Other than the unstable expression caused by virus infection, the normalisation of gene expression data in lymphocytes such as IEL-NK cells is very challenging because the activation of lymphocytes completely changes the metabolism of these cells and affects processes such as cell proliferation, differentiation, and the secretion of cytokines; infection can also lead to the expression of new surface antigens on lymphocytes. Several studies on lymphocytes in human and mouse showed that commonly used reference genes have variable gene expression. Bas and coworkers17 found that the expression of two commonly used reference genes, ACTB and GAPDH, increased upon human T cell activation. Other than human T lymphocytes, a study carried out on macrophages differentiated from primary mouse bone marrow monocytes also showed that two common reference genes, 18S rRNA and GAPDH, showed variable gene expression, whereas HMBS and B2M were the most stable genes18. Another study carried out by the Dheda team found that, in peripheral blood mononuclear cell (PBMC) cultures stimulated with tuberculosis antigen, the most stable genes were HuPO and HPRT whereas GAPDH, B2M, ACTB and EIF-1-α (elongation factor 1-α)4 were less stable genes.

In our studies, geNorm and NormFinder classified ACTB as less stable reference gene, but GAPDH was one of the most stable reference genes. Although many studies have shown that GAPDH has variable gene expression in lymphocytes, another study conducted by Kaszubowska and colleagues19 showed that GAPDH is one of the best reference genes for human NK-92 cell lines stimulated with IL-2 or TNF for 2, 24 or 72 hours. Thus, GAPDH and YWHAZ could be used as reference genes for the normalisation of chicken IEL-NK cell gene response following infection with vvIBDV, whereas the commonly used ACTB is unsuitable to be used as a reference gene in IEL-NK cells infected with vvIBDV.

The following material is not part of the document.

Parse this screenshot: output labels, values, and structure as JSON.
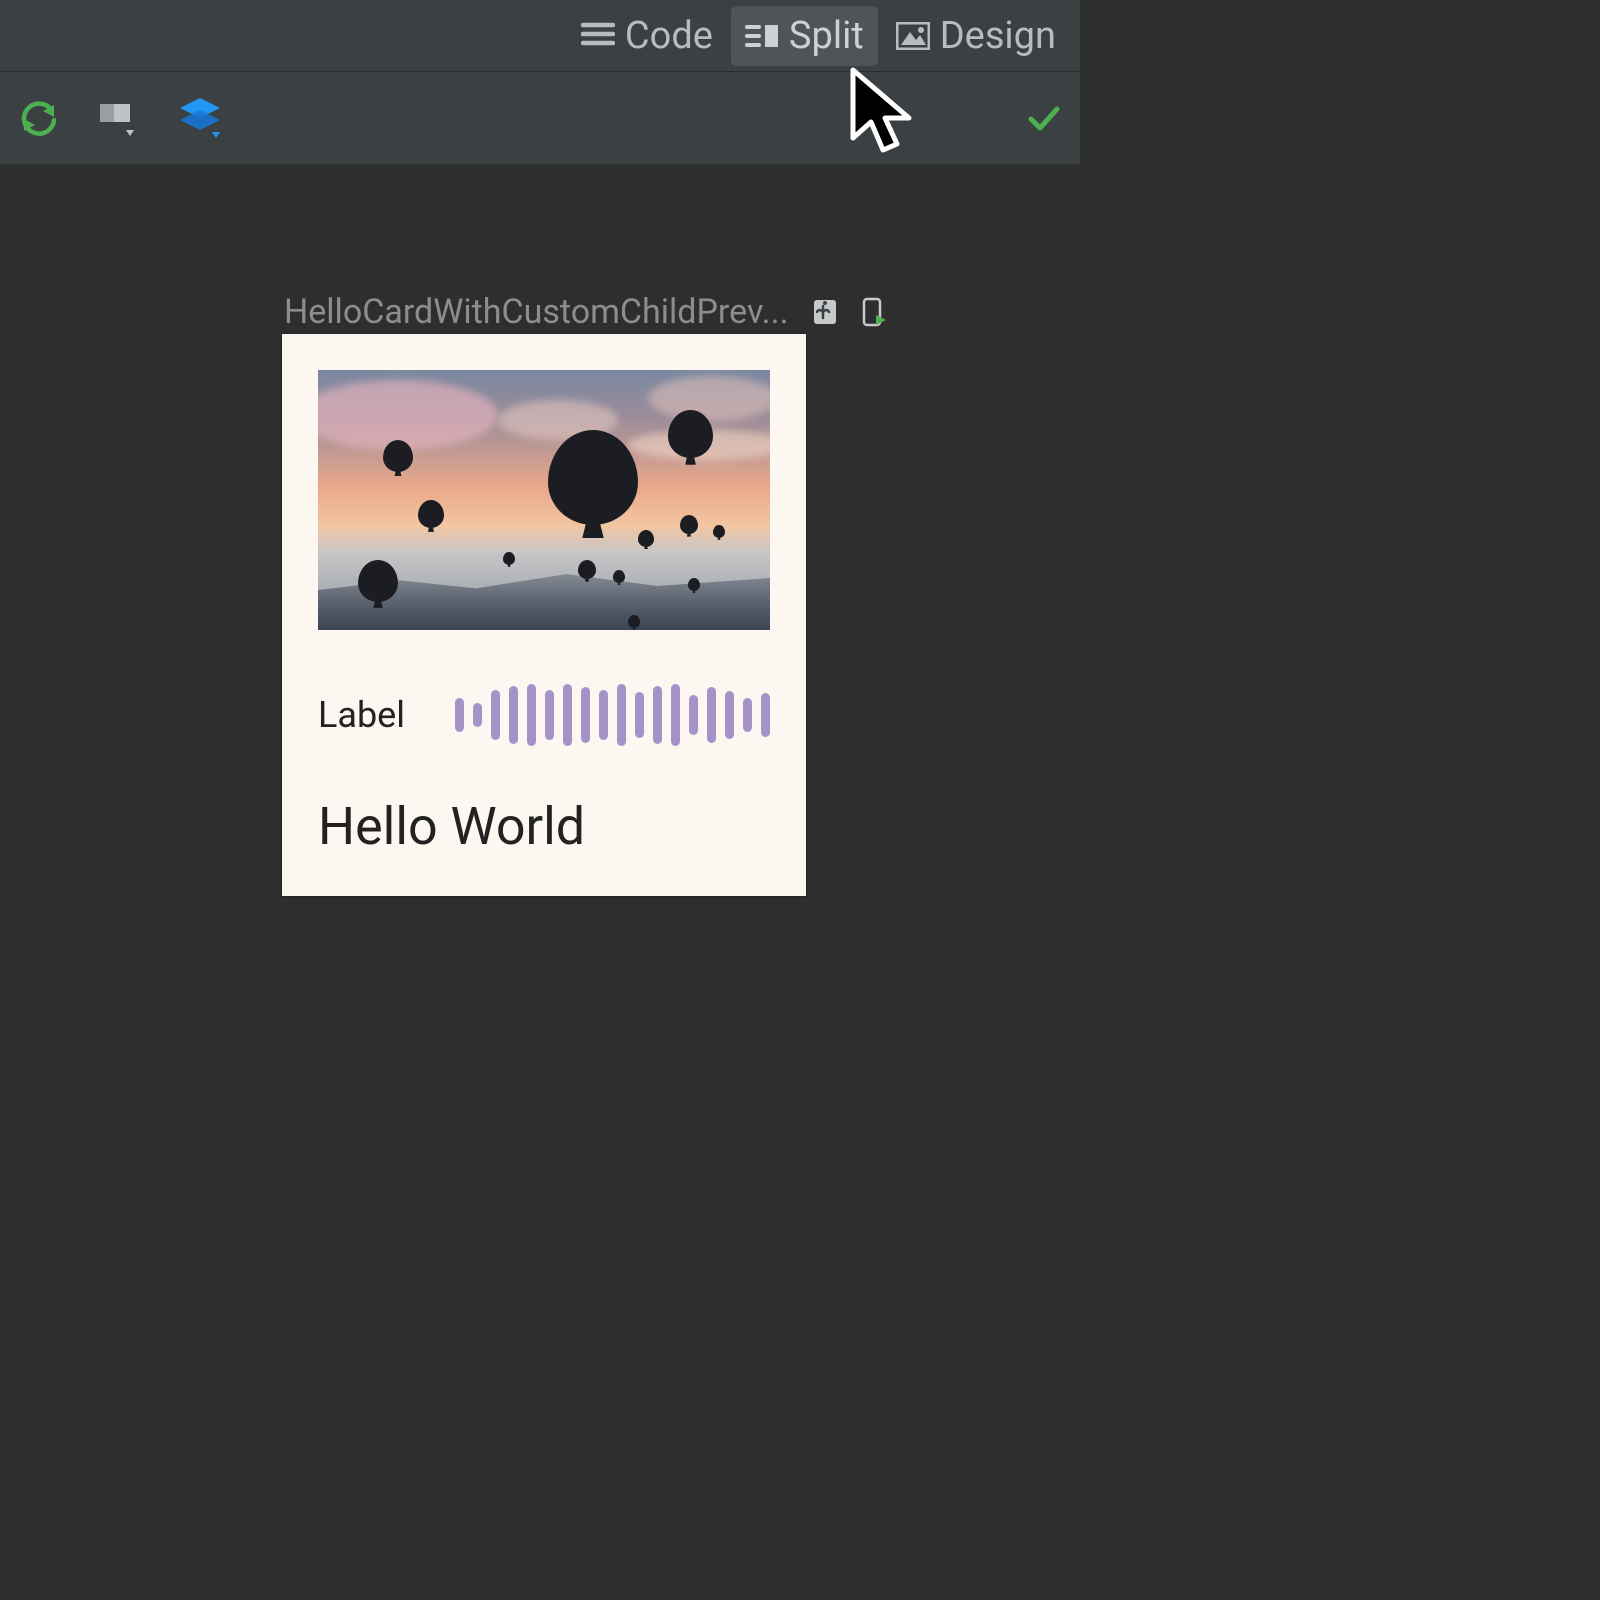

It is important to validate the shortlisted reference genes by analysing the expression profile of two or three target genes with known expression levels. In this study, CASP8, IL22 and TLR3 were chosen to be used as target genes to assess the performance of the shortlisted reference genes, because these three genes play important roles in the innate immune response against virus infection. CASP8 induces inflammation and apoptosis after infection by a virus20. One study has shown that the expression level of CASP8 was increased at 24, 48 and 72 hours post-infection by IBDV, using GAPDH as the reference gene21. The RNA-Seq and NanoString results (unpublished) showed that the expression of CASP8 was significantly up-regulated at 3 dpi, a similar finding to previous studies. Additionally, CASP8 was up-regulated when GAPDH and YWHAZ were used to normalise the RT-qPCR results, which showed that these two genes are appropriate as reference genes.

IL-22 has been found to regulate mucosal epithelial function by maintaining barrier integrity and protecting from bacterial and virus infection in the gut and lung22,23,24. One study has shown that IL-22 is up-regulated in human hepatoma cell lines after infection by hepatitis C virus25. In this study, IL-22 was up-regulated at 3 dpi based on NanoString, RNA-Seq as well as RT-qPCR results normalised with three shortlisted reference genes. The expression of TLR3 was detected in immune cells such as dendritic cells, macrophages and fibroblasts for dsRNA virus recognition. It induces the production of interferon and initiates signalling pathways, such as the NFκB and the MAPK cascades, which result in the expression of pro-inflammatory mediators after virus infection26. TLR3 is upregulated in most studies related to IBDV27,28. In the present study, TLR3 was up-regulated according to the RNA-Seq, NanoString and RT-qPCR results at 3 dpi; the upregulation of this gene induces the production of cytokines and interferons for protection against vvIBDV.

According to the expression profile of these three target genes, it showed that the innate immune system of the infected chicken was activated and start to fight against the virus by triggering several pathways such as apoptosis, toll like receptor and cytokine-cytokine receptor pathway. According to the study conducted by our previous study9, the expression of B-Lec, one of the activator receptor on the NK cells was up-regulated at 2 and 3 dpi after infected by vvIBDV which indicated the NK cell was activated. This concordance with the finding in this study which three genes related to innate immune response were activated at 3 dpi.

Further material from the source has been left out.